Some TSA agents—who, and it is simply impossible for me to repeat this too often, were working without pay—found the presence of ICE annoying. A TSA officer at LaGuardia dropped this otherworldly burn in an interview with Curbed; I will spend the next week walking around humming it to myself like the “Battle Hymn of the Republic.”
They’re the reason that we’re not getting paid. And now I’m working next to that person. And they’re getting paid to do nothing. They’re not trained. It takes six months to train a Transportation Security Officer. They’ve received none of that. … They arrived on Monday, and now they’re hanging out in the break room doing nothing. They’re warming up their lunch. I don’t know what you’re hungry from—you didn’t do anything!

Speaker of the House Mike Johnson speaks with the media alongside House Republican Conference Chair Lisa McClain and House Majority Whip Tom Emmer on March 27
March 27, 2026: The Senate passes a bipartisan bill to end the chaos; House Republicans don’t want to talk about it.

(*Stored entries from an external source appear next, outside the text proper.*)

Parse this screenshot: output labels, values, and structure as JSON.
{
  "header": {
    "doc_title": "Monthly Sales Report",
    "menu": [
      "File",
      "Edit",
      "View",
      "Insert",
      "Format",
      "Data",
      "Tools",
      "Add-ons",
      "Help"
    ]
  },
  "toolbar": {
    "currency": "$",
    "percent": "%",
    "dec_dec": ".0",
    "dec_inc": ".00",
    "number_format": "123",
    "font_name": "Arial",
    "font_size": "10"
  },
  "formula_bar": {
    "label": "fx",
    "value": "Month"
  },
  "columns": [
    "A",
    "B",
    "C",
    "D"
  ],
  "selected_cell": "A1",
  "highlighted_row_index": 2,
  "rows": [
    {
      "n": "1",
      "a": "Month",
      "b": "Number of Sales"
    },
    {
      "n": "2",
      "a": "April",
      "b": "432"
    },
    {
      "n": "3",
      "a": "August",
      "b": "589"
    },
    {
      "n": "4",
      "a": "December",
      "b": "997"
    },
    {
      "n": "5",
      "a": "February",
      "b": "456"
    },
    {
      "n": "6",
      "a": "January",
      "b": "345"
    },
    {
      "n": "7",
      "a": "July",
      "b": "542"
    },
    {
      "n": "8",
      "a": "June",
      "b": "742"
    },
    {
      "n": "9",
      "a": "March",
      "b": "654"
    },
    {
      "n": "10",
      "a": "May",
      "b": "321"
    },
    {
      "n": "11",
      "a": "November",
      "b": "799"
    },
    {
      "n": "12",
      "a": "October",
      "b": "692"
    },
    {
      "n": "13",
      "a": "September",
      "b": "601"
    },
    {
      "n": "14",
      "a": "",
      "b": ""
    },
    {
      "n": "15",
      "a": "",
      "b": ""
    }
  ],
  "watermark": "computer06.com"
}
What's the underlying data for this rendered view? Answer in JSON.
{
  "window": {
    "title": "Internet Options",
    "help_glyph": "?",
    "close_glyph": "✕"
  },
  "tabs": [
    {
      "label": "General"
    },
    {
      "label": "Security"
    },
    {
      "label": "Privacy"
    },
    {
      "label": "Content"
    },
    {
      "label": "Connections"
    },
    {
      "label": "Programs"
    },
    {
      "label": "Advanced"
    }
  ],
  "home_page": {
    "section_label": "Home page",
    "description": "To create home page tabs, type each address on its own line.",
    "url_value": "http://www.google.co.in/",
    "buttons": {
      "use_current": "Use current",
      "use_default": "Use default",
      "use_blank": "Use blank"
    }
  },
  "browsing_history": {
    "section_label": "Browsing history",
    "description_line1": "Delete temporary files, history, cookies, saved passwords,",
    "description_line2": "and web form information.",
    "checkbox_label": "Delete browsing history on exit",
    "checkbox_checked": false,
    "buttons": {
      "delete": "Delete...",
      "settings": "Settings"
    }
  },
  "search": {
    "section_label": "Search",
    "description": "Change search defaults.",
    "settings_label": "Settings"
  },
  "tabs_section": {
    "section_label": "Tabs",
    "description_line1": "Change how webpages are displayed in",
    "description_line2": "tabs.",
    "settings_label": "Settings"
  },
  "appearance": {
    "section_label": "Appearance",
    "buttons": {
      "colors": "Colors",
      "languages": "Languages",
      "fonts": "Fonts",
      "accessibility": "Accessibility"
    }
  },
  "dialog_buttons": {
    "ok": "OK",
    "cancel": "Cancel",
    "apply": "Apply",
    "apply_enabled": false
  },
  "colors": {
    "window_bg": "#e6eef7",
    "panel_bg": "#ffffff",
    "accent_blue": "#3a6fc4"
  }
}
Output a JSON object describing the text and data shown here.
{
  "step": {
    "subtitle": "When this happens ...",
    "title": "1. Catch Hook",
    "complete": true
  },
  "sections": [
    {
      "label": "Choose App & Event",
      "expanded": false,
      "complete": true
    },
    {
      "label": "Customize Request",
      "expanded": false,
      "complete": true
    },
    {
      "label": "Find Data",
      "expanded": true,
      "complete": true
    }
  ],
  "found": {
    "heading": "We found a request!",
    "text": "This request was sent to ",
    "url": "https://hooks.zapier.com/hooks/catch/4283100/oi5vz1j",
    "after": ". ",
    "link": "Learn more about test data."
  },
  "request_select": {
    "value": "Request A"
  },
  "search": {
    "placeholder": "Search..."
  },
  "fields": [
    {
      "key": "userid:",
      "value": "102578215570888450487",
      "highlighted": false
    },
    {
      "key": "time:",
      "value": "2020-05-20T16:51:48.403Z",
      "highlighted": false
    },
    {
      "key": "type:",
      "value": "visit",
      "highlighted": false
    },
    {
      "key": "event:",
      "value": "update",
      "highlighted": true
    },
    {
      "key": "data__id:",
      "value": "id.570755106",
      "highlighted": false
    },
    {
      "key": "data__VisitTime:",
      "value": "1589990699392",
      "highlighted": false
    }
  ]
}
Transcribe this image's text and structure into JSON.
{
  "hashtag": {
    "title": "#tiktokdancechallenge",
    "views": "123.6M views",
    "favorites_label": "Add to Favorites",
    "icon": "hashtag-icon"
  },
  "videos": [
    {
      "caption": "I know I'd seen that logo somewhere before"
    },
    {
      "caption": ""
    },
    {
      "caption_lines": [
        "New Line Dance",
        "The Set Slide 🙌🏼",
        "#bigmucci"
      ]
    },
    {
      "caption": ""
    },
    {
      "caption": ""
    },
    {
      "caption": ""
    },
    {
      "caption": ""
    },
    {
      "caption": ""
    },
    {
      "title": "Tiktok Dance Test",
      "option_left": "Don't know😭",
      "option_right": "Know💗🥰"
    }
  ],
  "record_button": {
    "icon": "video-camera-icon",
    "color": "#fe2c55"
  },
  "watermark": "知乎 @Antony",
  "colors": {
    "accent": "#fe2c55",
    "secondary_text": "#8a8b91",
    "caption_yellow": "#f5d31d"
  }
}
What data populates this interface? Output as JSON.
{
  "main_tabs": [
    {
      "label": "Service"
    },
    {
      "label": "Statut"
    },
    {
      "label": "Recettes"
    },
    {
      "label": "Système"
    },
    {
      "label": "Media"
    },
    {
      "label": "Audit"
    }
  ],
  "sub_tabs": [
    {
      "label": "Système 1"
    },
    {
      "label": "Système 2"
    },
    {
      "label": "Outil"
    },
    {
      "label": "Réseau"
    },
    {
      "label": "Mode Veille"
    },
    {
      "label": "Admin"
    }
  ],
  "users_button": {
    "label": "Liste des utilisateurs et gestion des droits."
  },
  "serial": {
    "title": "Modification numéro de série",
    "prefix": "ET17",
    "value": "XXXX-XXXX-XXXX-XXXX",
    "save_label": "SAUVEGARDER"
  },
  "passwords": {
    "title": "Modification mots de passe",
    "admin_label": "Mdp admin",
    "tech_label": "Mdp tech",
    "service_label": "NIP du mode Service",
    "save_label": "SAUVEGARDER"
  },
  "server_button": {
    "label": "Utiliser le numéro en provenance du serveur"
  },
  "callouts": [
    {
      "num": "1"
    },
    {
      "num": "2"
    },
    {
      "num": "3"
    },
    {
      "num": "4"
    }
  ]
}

At 2:20 a.m. ET on March 27, the Senate unanimously passed a bill to fund all of DHS except for ICE and CBP through May 22, a development that had the potential to end the TSA shutdown. The bill was supported by the Senate majority leader, South Dakota Republican John Thune. When it reached the House, however, Thune’s counterpart, Louisiana Republican Mike Johnson, who is one of the world’s most consummate Little Twerps, called it “a joke” and refused to support it. The shutdown continues!
March 27, 2026: Trump orders DHS to pay TSA agents.
There was still no funding bill, but on March 27, Trump said the Department of Homeland Security should start paying TSA agents anyway, with some unspecified money, from some unspecified source, somehow. This is probably constitutional? Or not? And apparently Trump could have done this all along? But just … didn’t? Because of … stuff?
April 2026: ?????
As of March 31, TSA agents are starting to receive paychecks—the only thing more fun than receiving a salary is receiving a mystery salary—and airport lines are reportedly getting shorter as more agents return to work. There is still no budget deal in place, however, and it’s unclear how long DHS can keep funding the TSA in the absence of one. My advice, if you have to fly somewhere, is to go, like, late this week, and then try to come back before mid-April. Identify and exploit the dystopian circadian rhythm; it’s the only way to get by.
Over the past 70 years, a system that was designed to ensure travelers’ safety has been strategically mismanaged, taken for granted, and used for political point-scoring; it’s become a logistical nightmare while slowly getting worse at its core task. It’s a small miracle that it still works as well as it does. Which is to say: The Great Airport Meltdown of 2026 is a story about what’s happening to so many of our institutions; it just has longer lines.
Good thing the U.S. isn’t two months away from hosting the biggest sporting event in the world!